Outback Laos

Quick, have a look at this image, do not look at my post title. Where would you guess this image was captured? Oh bugger, I put the country in the image title as well. But, would you ever guess this was Laos and not outback Australia or Namibia? Also reminds me of some images from Chile I have seen.

Driving around the town of Phonsavan in Laos for about half an hour we suddenly find us in this amazing arid area completely covered in deep orange coloured dust. I mean covered. Every hut was orange, every tree was orange. The clouds were magnificent and it all added up to a classic (cliché?) me shot – outback dusty road, this time in Laos! I will do a book on Wide Open Spaces someday when I have enough material, I cannot get enough of these dimensionless magic open spaces!

IMG_8125 Panorama -blog

This image is 7 or 8 images stitched in PTgui.
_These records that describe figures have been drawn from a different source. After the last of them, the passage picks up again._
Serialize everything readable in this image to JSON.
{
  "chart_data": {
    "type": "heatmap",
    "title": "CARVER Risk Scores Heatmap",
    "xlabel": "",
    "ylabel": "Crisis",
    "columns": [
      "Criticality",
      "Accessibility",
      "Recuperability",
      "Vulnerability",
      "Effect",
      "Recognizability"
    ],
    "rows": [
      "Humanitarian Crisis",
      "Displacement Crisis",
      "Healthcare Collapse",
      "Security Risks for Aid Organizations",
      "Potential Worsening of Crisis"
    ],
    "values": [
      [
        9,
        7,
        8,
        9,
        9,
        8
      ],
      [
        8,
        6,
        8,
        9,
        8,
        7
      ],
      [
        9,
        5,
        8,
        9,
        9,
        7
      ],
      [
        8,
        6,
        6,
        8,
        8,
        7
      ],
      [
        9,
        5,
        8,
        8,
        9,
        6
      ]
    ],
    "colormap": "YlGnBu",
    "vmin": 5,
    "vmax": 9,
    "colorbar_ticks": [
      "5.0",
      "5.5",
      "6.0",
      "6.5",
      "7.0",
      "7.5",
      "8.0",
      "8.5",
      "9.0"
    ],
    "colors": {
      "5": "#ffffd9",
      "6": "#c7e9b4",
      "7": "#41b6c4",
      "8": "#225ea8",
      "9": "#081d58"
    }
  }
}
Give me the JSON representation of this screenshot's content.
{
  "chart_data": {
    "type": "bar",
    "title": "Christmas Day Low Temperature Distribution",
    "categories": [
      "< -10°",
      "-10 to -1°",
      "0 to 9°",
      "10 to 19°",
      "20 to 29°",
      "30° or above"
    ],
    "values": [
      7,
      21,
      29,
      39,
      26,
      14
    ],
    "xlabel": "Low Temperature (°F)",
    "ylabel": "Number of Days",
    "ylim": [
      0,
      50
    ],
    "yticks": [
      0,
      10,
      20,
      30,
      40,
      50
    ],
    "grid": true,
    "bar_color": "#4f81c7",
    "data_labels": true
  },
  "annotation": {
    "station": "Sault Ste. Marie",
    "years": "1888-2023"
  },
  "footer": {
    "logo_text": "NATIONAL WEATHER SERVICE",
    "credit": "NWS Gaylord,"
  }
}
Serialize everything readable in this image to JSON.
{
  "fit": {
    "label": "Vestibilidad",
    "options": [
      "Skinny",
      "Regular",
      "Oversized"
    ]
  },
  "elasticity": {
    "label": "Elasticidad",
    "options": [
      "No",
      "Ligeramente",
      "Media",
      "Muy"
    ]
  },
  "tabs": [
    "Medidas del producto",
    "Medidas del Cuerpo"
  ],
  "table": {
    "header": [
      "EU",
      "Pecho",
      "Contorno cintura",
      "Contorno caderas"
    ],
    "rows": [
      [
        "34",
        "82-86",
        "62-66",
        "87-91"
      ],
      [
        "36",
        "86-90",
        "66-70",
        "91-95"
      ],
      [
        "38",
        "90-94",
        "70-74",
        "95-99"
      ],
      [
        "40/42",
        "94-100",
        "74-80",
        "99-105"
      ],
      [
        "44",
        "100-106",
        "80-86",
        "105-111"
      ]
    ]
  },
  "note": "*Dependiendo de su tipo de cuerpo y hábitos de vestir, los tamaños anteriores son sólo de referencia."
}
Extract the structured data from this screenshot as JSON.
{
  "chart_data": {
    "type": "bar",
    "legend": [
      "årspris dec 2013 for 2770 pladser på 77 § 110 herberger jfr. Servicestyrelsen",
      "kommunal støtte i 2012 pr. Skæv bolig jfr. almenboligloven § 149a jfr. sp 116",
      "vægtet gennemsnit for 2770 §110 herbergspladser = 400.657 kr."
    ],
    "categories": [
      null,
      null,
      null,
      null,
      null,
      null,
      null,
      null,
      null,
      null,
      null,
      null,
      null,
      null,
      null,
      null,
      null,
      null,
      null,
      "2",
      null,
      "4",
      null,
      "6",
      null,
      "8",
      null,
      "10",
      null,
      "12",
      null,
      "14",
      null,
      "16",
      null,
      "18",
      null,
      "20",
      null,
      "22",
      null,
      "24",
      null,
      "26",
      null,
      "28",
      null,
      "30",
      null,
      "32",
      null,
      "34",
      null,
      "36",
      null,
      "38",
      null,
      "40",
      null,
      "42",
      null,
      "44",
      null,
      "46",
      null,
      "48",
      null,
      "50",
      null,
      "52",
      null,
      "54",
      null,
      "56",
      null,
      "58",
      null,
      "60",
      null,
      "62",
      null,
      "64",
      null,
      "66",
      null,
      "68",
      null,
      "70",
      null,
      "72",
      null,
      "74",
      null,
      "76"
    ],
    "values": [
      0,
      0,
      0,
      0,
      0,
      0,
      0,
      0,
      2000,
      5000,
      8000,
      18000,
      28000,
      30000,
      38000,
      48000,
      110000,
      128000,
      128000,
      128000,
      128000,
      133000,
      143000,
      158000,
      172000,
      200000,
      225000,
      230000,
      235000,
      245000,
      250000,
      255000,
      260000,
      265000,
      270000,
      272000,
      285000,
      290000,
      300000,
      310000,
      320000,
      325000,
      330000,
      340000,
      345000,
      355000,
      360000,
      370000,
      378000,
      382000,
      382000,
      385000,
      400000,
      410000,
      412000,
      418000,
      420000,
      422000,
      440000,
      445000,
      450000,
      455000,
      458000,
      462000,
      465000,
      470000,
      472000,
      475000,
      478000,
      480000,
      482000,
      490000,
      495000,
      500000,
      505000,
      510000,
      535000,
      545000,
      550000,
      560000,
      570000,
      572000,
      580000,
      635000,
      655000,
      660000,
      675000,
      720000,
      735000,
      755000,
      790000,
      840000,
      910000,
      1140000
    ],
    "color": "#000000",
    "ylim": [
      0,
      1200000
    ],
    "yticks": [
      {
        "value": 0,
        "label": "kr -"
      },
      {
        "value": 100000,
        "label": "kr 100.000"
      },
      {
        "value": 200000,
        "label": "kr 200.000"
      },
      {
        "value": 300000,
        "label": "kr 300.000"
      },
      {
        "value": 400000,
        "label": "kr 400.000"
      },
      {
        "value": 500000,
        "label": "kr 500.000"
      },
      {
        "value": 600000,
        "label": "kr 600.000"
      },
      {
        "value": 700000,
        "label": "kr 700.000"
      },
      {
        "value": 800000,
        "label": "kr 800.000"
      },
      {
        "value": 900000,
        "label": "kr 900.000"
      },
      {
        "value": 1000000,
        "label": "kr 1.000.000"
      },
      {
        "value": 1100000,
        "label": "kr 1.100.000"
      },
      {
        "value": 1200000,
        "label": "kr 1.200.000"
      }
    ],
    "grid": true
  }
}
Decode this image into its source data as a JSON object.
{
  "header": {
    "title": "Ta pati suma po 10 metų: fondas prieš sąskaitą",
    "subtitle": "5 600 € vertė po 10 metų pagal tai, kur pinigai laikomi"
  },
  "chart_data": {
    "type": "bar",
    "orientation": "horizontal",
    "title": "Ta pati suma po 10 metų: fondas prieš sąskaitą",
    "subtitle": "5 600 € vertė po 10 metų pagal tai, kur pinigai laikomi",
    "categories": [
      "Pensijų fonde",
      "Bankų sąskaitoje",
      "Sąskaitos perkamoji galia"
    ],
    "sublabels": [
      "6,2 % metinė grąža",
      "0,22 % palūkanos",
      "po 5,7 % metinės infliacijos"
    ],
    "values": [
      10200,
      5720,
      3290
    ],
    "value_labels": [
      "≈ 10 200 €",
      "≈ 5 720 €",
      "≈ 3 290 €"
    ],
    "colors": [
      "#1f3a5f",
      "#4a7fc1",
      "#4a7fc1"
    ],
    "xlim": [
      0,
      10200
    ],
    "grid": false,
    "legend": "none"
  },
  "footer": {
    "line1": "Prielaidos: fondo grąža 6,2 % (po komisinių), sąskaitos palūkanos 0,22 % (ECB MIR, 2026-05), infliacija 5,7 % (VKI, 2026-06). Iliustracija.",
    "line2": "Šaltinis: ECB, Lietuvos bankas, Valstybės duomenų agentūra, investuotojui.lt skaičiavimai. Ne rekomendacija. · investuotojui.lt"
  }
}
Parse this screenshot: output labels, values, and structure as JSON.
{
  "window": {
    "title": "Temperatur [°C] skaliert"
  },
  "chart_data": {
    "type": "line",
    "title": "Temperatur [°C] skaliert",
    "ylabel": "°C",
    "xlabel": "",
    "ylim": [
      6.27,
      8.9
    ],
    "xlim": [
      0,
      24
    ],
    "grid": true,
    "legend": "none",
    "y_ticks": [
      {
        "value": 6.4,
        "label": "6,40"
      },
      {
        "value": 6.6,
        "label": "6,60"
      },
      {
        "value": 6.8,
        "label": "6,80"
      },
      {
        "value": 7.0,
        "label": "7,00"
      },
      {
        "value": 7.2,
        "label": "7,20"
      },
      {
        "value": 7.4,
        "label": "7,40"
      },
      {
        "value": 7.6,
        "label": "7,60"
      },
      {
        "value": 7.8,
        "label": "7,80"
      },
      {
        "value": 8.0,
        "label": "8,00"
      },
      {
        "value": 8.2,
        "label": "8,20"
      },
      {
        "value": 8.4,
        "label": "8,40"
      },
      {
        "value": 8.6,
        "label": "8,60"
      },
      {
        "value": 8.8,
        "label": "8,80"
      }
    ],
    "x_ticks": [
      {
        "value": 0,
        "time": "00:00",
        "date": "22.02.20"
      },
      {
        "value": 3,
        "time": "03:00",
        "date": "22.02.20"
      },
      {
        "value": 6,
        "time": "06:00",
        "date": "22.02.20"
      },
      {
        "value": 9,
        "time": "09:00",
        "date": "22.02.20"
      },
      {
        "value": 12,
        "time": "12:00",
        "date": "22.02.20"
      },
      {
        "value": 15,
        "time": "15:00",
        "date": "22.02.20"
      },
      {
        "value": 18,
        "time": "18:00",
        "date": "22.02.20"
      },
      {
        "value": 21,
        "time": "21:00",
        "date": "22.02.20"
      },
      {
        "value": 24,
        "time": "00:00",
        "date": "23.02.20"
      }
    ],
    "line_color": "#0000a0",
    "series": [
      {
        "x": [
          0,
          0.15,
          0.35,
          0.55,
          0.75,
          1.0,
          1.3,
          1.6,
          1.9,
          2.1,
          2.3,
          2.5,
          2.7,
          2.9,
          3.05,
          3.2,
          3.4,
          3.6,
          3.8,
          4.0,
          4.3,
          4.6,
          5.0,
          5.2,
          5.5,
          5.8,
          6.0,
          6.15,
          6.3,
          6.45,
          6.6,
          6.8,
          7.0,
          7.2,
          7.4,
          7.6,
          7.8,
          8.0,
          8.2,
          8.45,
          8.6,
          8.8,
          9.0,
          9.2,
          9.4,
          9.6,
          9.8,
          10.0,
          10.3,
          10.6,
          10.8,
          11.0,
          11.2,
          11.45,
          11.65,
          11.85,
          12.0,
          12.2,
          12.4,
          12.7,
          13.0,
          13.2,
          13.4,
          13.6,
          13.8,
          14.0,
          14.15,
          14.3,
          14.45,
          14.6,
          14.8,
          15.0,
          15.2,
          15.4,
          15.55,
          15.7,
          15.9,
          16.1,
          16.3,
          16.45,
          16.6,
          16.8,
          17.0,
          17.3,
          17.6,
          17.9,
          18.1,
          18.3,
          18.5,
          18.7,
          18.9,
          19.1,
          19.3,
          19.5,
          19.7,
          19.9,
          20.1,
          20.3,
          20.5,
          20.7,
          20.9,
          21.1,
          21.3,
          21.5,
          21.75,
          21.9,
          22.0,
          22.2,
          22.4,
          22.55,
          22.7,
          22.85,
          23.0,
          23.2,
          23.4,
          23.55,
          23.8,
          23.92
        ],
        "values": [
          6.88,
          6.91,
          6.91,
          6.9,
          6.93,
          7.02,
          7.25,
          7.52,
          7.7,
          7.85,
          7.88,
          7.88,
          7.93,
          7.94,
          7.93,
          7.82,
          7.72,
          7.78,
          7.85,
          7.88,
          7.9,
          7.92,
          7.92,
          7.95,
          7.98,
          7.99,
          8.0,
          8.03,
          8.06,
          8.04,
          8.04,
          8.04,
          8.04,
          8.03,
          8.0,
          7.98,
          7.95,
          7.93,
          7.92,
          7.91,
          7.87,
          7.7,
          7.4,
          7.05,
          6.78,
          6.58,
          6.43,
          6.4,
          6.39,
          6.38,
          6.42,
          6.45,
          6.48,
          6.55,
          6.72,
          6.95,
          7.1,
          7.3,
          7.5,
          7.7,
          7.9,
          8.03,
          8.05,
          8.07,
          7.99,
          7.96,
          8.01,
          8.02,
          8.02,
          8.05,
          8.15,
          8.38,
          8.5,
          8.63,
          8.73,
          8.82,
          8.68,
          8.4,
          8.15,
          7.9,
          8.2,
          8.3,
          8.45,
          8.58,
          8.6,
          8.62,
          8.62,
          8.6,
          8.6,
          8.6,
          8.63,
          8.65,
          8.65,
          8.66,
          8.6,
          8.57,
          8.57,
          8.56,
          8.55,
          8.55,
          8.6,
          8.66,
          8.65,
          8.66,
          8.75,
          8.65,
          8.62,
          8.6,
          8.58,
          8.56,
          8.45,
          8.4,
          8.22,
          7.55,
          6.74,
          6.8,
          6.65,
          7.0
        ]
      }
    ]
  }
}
Composition is extremely important to me and I sometimes struggle with it in stitched panoramas. Simply because one cannot see the end result in the viewfinder. But here I feel I came reasonably close to achieving that envisioned. I want a composition where the road runs into infinity, where the viewpoint is low, where all leading lines start at the corners and pull you into the image, where the sky itself is also leading lines pulling you into the magic (getting carried away here). Only thing I am unhappy with is the lower right corner, that curved line is from stitching with a very wide view. Should be straighter. I always shoot a single image 17mm wide angle shot as well in case I do not like my stitched composition. I have often thrown away the stitch and gone for the single image as composition is king for me. There’s a big difference between a good photo and a detailed photo. Stitch may have more details, but it may not be the better image.

If possible, I always have to get myself a road / driving shot. It says movement to me, travel, new opportunities, new horizon. This orange dusty outback road in Laos is already one of my favourite road to infinity images!

A book on My Wide Open Spaces – would you be interested?